Into this brave new world stumbles Lenny Abramov, who, with his love of literature and his ability to form complete sentences, seems like an old man, a relic even, at the ripe old age of thirty-nine. "I remember reading the Times in the subway," Lenny recollects fondly, "folding it awkwardly while leaning against the door, caught up in the words, worried about crashing to the floor or tripping over some lightly clad beauty (there was always at least one), but even more afraid to lose the thread of the article in front of me, my spine banging against the train door, the clatter and drone of the massive machine around me, and me, with my words, brilliantly alone."
Lenny might not work in the glamorous worlds of Media or Credit (the only truly worthwhile professions), but he does have power of a sort, vetting applicants to determine which ones are worthy of immortality.
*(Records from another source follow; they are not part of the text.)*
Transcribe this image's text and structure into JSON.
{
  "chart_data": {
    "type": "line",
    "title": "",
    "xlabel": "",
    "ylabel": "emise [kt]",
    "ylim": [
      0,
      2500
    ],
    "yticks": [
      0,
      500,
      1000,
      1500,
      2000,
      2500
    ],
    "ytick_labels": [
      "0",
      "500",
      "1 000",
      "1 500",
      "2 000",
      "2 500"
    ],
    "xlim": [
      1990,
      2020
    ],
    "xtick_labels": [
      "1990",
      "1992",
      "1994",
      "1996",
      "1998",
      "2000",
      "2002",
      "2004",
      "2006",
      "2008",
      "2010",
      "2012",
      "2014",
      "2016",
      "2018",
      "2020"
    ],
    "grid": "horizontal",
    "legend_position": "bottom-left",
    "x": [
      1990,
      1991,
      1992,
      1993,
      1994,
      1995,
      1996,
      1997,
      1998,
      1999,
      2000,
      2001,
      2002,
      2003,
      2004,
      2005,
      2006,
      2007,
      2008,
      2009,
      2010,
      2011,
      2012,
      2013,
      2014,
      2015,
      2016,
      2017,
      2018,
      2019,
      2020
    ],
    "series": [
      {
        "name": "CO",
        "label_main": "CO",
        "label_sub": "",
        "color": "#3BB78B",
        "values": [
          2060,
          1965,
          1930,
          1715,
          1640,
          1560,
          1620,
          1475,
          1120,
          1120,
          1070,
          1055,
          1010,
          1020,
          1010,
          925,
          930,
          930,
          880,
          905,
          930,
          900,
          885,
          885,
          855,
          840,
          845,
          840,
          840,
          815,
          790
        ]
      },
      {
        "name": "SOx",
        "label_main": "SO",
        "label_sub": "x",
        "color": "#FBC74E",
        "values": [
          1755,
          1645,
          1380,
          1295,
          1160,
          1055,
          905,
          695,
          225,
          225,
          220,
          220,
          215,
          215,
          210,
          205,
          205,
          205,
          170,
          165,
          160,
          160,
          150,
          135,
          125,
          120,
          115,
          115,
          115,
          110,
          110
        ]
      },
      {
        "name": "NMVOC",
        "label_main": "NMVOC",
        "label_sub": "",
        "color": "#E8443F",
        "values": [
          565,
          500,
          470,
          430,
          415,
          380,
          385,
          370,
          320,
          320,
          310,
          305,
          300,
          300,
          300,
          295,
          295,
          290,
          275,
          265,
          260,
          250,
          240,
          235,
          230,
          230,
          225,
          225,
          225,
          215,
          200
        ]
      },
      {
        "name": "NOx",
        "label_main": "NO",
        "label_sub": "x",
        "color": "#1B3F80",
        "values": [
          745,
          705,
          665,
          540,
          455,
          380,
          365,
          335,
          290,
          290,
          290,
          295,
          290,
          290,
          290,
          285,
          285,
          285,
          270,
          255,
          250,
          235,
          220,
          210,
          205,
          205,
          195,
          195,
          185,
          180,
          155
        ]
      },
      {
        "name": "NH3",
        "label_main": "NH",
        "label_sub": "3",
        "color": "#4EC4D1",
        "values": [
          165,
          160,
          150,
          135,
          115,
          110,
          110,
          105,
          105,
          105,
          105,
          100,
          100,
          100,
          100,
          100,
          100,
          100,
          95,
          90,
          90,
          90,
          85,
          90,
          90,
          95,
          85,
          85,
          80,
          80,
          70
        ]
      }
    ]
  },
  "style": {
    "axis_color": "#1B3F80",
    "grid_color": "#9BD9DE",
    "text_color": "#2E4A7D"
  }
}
For Lenny, though, immortality seems to come in the form of a woman, Eunice, whose exuberance, youth, beauty, and assertiveness does, for a time, seem to help Lenny's world make sense.
In alternating sections, Shteyngart tells his story through Lenny's deliberately old-fashioned diary entries and Eunice's simplistic, naïve but increasingly desperate online communications. Doing so not only highlights the linguistic, generational, and philosophical divide between these star-crossed lovers but also demonstrates Shteyngart's facility with language, as everything from syntax to allusions to word choice serve to contribute to the thematic subtext of Lenny and Eunice's story.
The sheer closeness of Shteyngart's dystopian culture to our own is both the fodder for hilarious satire - individual scenes, sentences, even phrases are uproariously funny - and the stuff of pathos. Lenny's longing for a different time is mirrored by the reader's own; his desire for something to hold onto has certainly been felt by anyone who feels propelled, uncontrollably, by geopolitical forces, economic complexities, and technological advances. As he rides the Staten Island Ferry, Lenny reflects on the increasingly alien landscape: "Every returning New Yorker asks the question: Is this still my city? I have a ready answer, cloaked in obstinate despair: It is. And if it's not, I will love it all the more. I will love it to the point where it becomes mine again."
And, in the end, Shteyngart's novel is about love - of places, for words, for parents and children and lovers and friends. Such love might not stop the seemingly relentless rush toward destruction or at least absurdity, but it might slow it down just long enough for us to find someone's hand to hold as we sweep, together, into an uncertain future.